JEF NEVE : UN « ARTIST »

EN SPIRIT  CONTROL !

 

A l’occasion de la sortie de son nouvel album, nous avons pu rencontrer Jef NEVE ; un pianiste (il a joué sur la bande originale de THE ARTIST) et un compositeur à l’aise dans une multitude de genres. A commencer par le jazz mais surtout pas que ! Pour preuve : cet album spirituel et parfaitement contrôlé – d’où le titre- qui présente des titres variés, très bien écrits et superbement joués. Afin de mieux le connaitre, nous lui avons demandé de nous parler de son parcours et de ses influences, très classiques mais aussi plus modernes. Nous l’avons aussi interrogé sur son rapport à l’image et ses quelques collaborations dans ce domaine.

 
 
La Rencontre !

Jef NEVE, depuis quand faites-vous de la musique ? Etes-vous d’une famille de musiciens ?
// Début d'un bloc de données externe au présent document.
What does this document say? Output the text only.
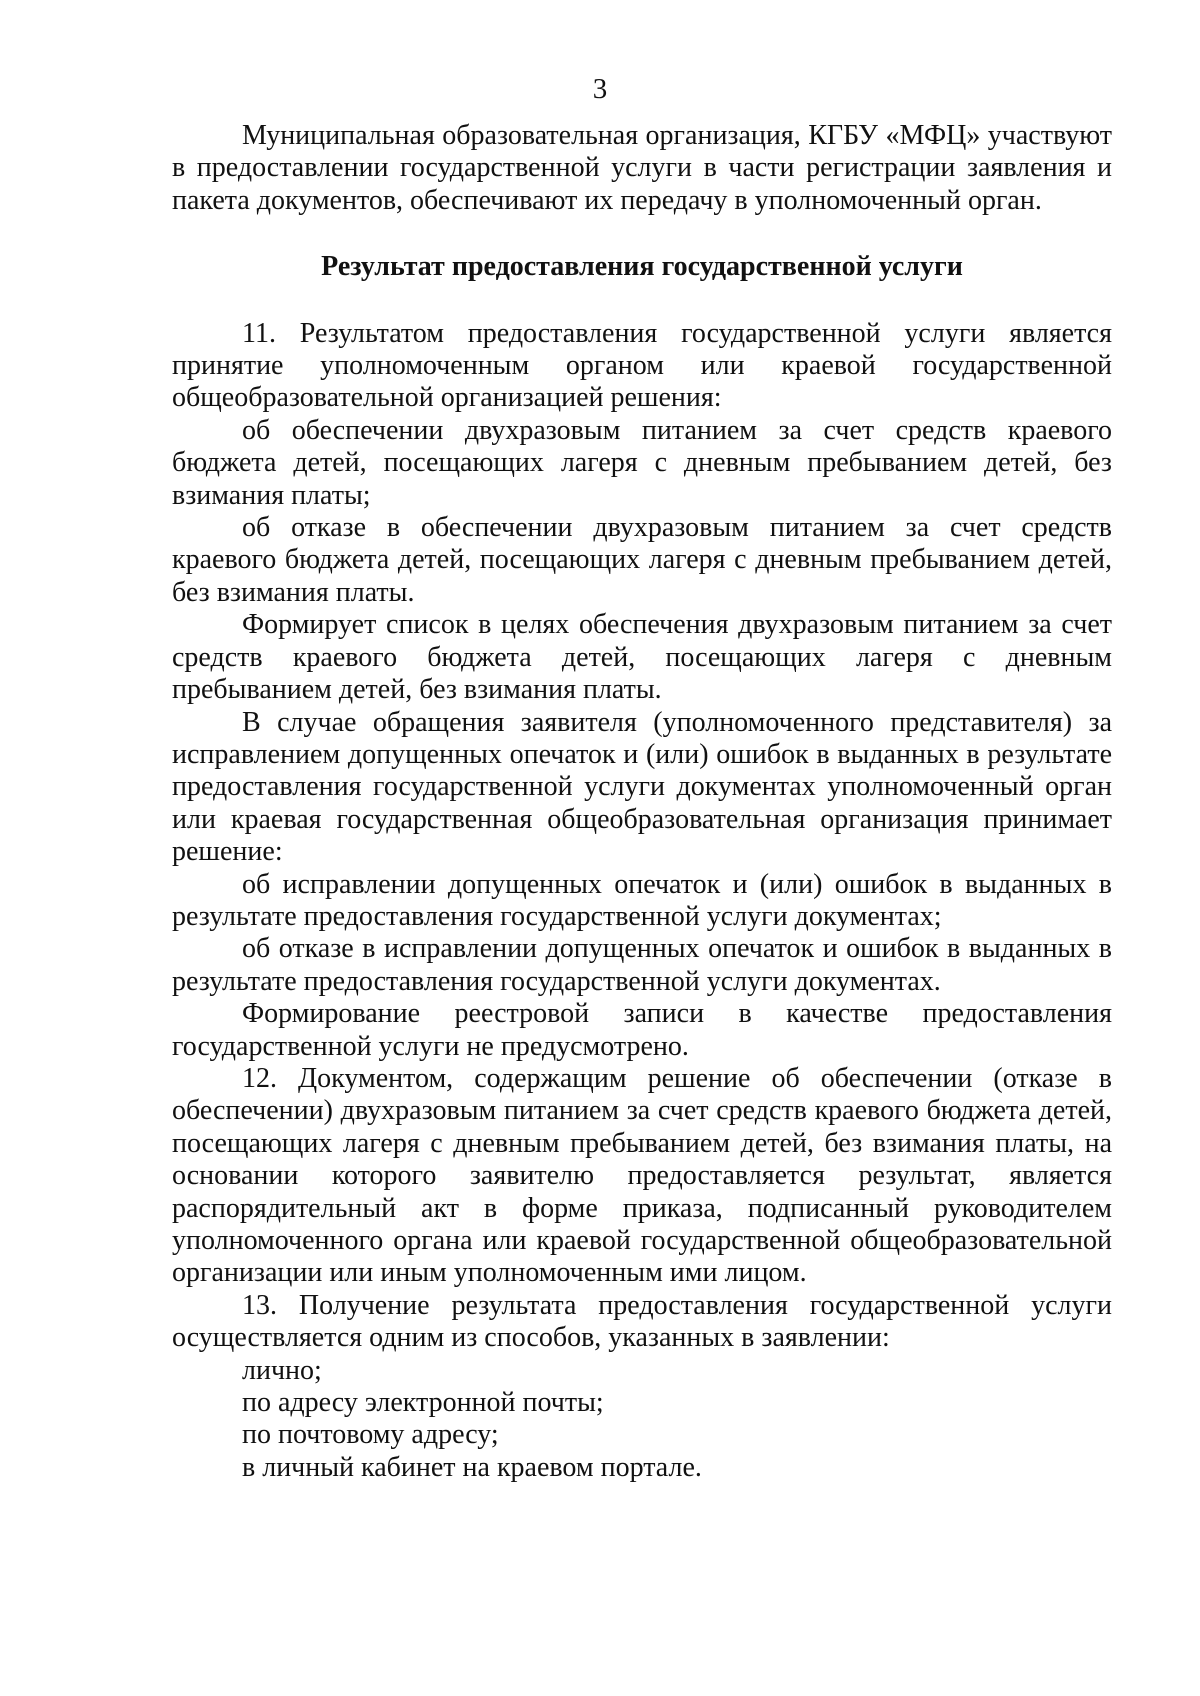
3

Муниципальная образовательная организация, КГБУ «МФЦ» участвуют в предоставлении государственной услуги в части регистрации заявления и пакета документов, обеспечивают их передачу в уполномоченный орган.

Результат предоставления государственной услуги

11. Результатом предоставления государственной услуги является принятие уполномоченным органом или краевой государственной общеобразовательной организацией решения:

об обеспечении двухразовым питанием за счет средств краевого бюджета детей, посещающих лагеря с дневным пребыванием детей, без взимания платы;

об отказе в обеспечении двухразовым питанием за счет средств краевого бюджета детей, посещающих лагеря с дневным пребыванием детей, без взимания платы.

Формирует список в целях обеспечения двухразовым питанием за счет средств краевого бюджета детей, посещающих лагеря с дневным пребыванием детей, без взимания платы.

В случае обращения заявителя (уполномоченного представителя) за исправлением допущенных опечаток и (или) ошибок в выданных в результате предоставления государственной услуги документах уполномоченный орган или краевая государственная общеобразовательная организация принимает решение:

об исправлении допущенных опечаток и (или) ошибок в выданных в результате предоставления государственной услуги документах;

об отказе в исправлении допущенных опечаток и ошибок в выданных в результате предоставления государственной услуги документах.

Формирование реестровой записи в качестве предоставления государственной услуги не предусмотрено.

12. Документом, содержащим решение об обеспечении (отказе в обеспечении) двухразовым питанием за счет средств краевого бюджета детей, посещающих лагеря с дневным пребыванием детей, без взимания платы, на основании которого заявителю предоставляется результат, является распорядительный акт в форме приказа, подписанный руководителем уполномоченного органа или краевой государственной общеобразовательной организации или иным уполномоченным ими лицом.

13. Получение результата предоставления государственной услуги осуществляется одним из способов, указанных в заявлении:

лично;

по адресу электронной почты;

по почтовому адресу;

в личный кабинет на краевом портале.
JN : depuis l'âge de 3 ans. C'est en effet à ce très jeune âge que j'ai commencé à jouer mes premières notes sur le piano. D’ailleurs, je dois vous le dire : j'ai grandi avec de la musique autour de moi dans la maison familiale. Mon père n'est pas un musicien mais reste un amateur de musique formidable. Quant à ma mère, c'est une bonne pianiste et elle chante encore aujourd’hui dans un chœur.  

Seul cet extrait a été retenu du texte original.